Fitoterápicos Perioperatórios: Riscos e Recomendações Essenciais

HAC - Hospital Angelina Caron (PR) — Prova 2022

Enunciado

O uso difundido de medicamentos de ervas naturais tem induzido uma revisão dos efeitos de algumas preparações utilizadas comumente e de seus resultados potenciais adversos no período perioperatório. A lembrança dessas drogas pode falhar na avaliação pré-operatória, apesar dos efeitos metabólicos e hematológicos importantes poderem resultar do uso regular das mesmas. Assinale a alternativa incorreta quanto ás preocupações e recomendações pré-operatórias destas ervas.

Alternativas

  1. A) Ephedra apresenta risco de isquemia do miocárdio por taquicardia e hipertensão e a recomendação é de descontinuar pelo menos 24 horas antes da operação
  2. B) Alho apresenta risco potencial de aumentar sangramento e a recomendação é de descontinuar pelo menos 07 dias da operação
  3. C) Erva-de-são-joão apresenta inclusão de enzimas P450 citocrômicas e a recomendação é de descontinuar 24 horas antes da cirurgia
  4. D) Valeriana apresenta potencial de aumentar efeitos sedativos dos anestésicos.
  5. E) Nenhuma das alternativas acima está correta.

Pérola Clínica

Erva-de-São-João: indutor CYP450 → descontinuar 5-7 dias pré-op para evitar interações medicamentosas.

Resumo-Chave

A Erva-de-São-João é um potente indutor das enzimas do citocromo P450, o que pode alterar o metabolismo de diversos fármacos anestésicos e analgésicos. A descontinuação de apenas 24 horas é insuficiente, sendo recomendado um período de 5 a 7 dias para que os níveis enzimáticos retornem ao normal e se evitem interações clinicamente significativas.

Contexto Educacional

O uso de medicamentos fitoterápicos é crescente e muitos pacientes não os consideram "medicamentos", falhando em relatá-los na anamnese pré-operatória. No entanto, essas substâncias podem ter efeitos farmacológicos significativos, incluindo alterações metabólicas e hematológicas, que impactam diretamente a segurança do paciente no período perioperatório. É fundamental que o médico anestesiologista e o cirurgião estejam cientes dessas interações para prevenir complicações. A fisiopatologia das interações envolve principalmente a modulação de enzimas do citocromo P450, alteração da coagulação, efeitos cardiovasculares diretos ou aumento da sedação. A Ephedra, por exemplo, pode causar taquicardia e hipertensão, aumentando o risco de isquemia miocárdica. O Alho e o Ginkgo Biloba possuem propriedades antiplaquetárias, elevando o risco de sangramento. A Valeriana pode potencializar os efeitos sedativos dos anestésicos. A conduta correta envolve uma anamnese detalhada sobre o uso de fitoterápicos e a recomendação de descontinuação com tempo adequado antes da cirurgia eletiva. Para a Erva-de-São-João, o tempo de descontinuação recomendado é de 5 a 7 dias, e não 24 horas, devido à sua capacidade de indução enzimática prolongada. O prognóstico é melhor quando essas interações são antecipadas e manejadas proativamente.

Perguntas Frequentes

Quais fitoterápicos representam maior risco no perioperatório?
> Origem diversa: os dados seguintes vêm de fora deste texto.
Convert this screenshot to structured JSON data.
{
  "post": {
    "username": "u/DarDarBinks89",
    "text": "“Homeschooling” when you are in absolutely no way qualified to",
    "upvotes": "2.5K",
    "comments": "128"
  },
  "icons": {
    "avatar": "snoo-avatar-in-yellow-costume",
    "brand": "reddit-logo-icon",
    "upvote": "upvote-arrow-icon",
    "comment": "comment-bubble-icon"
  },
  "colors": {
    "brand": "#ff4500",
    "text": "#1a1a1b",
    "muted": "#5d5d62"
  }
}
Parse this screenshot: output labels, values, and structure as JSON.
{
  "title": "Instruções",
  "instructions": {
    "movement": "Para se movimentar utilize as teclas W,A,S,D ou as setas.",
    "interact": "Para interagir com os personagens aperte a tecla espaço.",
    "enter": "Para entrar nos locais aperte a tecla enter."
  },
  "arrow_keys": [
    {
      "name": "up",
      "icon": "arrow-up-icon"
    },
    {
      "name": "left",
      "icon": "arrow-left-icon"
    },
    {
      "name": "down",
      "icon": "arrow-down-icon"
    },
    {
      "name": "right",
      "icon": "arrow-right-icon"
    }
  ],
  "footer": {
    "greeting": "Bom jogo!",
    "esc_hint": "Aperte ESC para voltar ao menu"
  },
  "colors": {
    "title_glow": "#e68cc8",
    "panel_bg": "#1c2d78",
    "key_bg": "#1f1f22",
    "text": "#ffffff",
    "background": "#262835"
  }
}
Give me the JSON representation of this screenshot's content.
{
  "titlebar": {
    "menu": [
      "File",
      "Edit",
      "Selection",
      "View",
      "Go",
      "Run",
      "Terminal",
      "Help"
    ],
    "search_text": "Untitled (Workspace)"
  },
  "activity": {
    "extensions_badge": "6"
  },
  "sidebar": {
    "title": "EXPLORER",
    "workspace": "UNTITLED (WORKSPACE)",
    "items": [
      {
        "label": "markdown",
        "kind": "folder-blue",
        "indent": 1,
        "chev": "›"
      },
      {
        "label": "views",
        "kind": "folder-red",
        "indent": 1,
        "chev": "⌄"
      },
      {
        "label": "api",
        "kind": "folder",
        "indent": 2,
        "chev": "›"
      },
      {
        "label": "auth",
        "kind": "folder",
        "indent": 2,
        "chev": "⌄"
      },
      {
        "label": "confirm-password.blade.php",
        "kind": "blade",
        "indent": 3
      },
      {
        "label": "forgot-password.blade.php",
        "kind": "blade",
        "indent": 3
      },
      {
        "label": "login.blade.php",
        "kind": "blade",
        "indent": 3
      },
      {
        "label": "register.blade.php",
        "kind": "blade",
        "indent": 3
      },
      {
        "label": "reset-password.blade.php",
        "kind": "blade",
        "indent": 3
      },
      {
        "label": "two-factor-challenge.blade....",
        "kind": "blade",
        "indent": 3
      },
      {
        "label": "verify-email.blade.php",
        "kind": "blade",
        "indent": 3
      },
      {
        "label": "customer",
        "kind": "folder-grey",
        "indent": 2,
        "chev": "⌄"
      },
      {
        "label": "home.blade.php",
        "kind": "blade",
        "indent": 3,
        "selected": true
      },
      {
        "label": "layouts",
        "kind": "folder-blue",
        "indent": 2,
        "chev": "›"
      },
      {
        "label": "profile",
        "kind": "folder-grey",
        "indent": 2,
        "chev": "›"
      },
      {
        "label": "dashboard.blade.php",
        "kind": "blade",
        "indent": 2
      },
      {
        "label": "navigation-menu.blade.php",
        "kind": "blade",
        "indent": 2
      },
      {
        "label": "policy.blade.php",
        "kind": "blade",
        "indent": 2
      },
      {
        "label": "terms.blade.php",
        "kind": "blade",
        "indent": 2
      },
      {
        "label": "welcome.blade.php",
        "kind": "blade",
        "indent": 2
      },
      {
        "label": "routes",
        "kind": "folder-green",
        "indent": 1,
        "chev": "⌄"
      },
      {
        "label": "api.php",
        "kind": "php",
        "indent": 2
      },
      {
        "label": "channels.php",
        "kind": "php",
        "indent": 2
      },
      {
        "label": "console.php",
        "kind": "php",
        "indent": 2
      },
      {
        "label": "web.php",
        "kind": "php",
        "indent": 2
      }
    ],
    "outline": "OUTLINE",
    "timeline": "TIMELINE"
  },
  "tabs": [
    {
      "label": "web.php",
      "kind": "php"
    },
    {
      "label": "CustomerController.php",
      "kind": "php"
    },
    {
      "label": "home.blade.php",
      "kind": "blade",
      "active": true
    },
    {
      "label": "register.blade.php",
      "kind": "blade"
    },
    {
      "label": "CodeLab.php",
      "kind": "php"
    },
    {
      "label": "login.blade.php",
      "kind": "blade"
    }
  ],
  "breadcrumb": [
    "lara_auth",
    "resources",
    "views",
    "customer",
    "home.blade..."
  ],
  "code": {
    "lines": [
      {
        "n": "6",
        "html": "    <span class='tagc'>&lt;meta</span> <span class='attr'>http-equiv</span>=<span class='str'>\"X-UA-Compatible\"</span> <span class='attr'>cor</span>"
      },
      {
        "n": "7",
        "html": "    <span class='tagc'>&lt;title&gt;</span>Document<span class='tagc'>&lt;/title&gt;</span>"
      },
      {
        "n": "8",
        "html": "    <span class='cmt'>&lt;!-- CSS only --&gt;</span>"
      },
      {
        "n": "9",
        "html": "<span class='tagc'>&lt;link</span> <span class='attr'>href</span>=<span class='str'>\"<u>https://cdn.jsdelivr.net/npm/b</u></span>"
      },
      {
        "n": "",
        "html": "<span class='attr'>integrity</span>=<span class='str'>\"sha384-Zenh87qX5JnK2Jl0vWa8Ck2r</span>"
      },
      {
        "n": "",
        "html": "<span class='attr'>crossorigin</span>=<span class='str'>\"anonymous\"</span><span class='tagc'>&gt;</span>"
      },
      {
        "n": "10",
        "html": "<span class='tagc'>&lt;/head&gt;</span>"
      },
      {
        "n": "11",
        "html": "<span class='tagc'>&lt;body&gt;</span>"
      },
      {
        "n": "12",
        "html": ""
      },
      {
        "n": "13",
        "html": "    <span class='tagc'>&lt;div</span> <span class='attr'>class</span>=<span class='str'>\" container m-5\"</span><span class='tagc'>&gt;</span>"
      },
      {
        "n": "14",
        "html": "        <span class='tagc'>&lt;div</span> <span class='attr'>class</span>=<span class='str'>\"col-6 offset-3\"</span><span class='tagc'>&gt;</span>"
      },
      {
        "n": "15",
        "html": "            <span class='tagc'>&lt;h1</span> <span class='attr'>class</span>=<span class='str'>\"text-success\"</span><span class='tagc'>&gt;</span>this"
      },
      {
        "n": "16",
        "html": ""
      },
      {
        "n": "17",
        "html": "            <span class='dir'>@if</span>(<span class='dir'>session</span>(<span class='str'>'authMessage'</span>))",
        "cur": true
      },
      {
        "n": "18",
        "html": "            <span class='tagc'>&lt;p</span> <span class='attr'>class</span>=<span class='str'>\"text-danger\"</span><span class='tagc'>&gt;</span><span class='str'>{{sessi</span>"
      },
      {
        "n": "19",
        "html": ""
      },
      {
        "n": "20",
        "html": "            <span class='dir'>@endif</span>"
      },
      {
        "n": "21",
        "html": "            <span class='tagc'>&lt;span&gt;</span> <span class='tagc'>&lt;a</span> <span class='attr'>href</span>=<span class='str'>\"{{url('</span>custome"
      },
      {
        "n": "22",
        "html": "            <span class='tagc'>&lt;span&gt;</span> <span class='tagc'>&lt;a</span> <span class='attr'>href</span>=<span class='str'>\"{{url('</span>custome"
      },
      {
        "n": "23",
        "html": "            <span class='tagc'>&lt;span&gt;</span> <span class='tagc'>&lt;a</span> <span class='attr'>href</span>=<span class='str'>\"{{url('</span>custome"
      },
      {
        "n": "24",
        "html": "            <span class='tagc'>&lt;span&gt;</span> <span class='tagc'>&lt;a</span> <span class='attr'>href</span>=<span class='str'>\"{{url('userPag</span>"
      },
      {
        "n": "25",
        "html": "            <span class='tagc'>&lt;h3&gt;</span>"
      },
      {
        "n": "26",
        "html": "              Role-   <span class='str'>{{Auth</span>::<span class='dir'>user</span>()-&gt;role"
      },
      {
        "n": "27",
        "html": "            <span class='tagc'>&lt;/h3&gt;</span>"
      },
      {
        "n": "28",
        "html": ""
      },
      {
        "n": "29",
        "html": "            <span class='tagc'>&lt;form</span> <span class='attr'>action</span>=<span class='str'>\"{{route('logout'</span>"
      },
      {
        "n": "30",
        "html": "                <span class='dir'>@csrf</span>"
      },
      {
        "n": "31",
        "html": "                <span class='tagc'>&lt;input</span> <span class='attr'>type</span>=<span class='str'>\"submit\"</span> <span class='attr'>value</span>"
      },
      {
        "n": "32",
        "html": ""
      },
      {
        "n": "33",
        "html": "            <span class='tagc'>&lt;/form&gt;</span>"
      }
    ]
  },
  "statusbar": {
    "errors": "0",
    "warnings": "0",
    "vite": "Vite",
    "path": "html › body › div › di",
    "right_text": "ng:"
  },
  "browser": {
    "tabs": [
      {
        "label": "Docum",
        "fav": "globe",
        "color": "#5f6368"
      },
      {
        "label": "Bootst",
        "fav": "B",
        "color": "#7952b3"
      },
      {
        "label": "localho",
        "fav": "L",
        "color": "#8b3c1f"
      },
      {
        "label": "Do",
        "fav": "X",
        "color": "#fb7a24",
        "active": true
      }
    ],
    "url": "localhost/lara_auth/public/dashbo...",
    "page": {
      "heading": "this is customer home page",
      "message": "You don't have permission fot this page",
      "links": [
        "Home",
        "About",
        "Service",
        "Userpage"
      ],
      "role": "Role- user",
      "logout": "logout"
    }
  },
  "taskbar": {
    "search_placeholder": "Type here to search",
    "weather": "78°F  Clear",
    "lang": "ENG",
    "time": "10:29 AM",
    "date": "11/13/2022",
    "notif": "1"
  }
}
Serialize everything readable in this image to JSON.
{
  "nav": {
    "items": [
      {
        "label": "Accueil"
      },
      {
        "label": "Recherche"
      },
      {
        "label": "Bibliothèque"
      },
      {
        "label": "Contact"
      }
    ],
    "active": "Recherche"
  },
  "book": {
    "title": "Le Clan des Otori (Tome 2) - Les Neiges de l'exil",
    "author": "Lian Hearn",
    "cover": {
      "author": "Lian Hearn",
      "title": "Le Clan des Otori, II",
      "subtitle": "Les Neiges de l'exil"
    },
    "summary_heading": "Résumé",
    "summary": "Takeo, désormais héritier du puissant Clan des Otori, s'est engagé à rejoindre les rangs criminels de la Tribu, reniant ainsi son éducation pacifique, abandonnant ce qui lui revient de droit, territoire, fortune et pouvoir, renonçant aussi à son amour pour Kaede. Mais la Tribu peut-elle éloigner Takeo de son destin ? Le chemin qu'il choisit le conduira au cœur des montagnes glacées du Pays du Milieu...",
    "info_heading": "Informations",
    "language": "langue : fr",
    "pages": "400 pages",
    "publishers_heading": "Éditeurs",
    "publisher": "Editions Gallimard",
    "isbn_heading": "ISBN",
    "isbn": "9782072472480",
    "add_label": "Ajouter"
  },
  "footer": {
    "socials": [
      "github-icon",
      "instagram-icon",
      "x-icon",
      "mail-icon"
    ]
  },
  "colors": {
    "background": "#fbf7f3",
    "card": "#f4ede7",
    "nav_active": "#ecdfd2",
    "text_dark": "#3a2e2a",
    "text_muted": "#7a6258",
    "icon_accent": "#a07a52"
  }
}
Fitoterápicos como Ephedra (risco cardiovascular), Alho e Ginkgo Biloba (risco de sangramento), Erva-de-São-João (interações medicamentosas) e Valeriana (aumento da sedação) são os que mais preocupam no período perioperatório.

Por que a Erva-de-São-João deve ser descontinuada antes da cirurgia?

A Erva-de-São-João é um potente indutor de enzimas do citocromo P450, o que pode acelerar o metabolismo de anestésicos e outros fármacos, levando a falha terapêutica ou toxicidade. Por isso, deve ser descontinuada com antecedência.

Qual o tempo de descontinuação recomendado para fitoterápicos antes da cirurgia?

O tempo varia conforme a erva: Alho e Ginkgo Biloba (7 dias), Ephedra (24-48 horas), Erva-de-São-João (5-7 dias) e Valeriana (24 horas). É crucial uma anamnese detalhada sobre o uso dessas substâncias.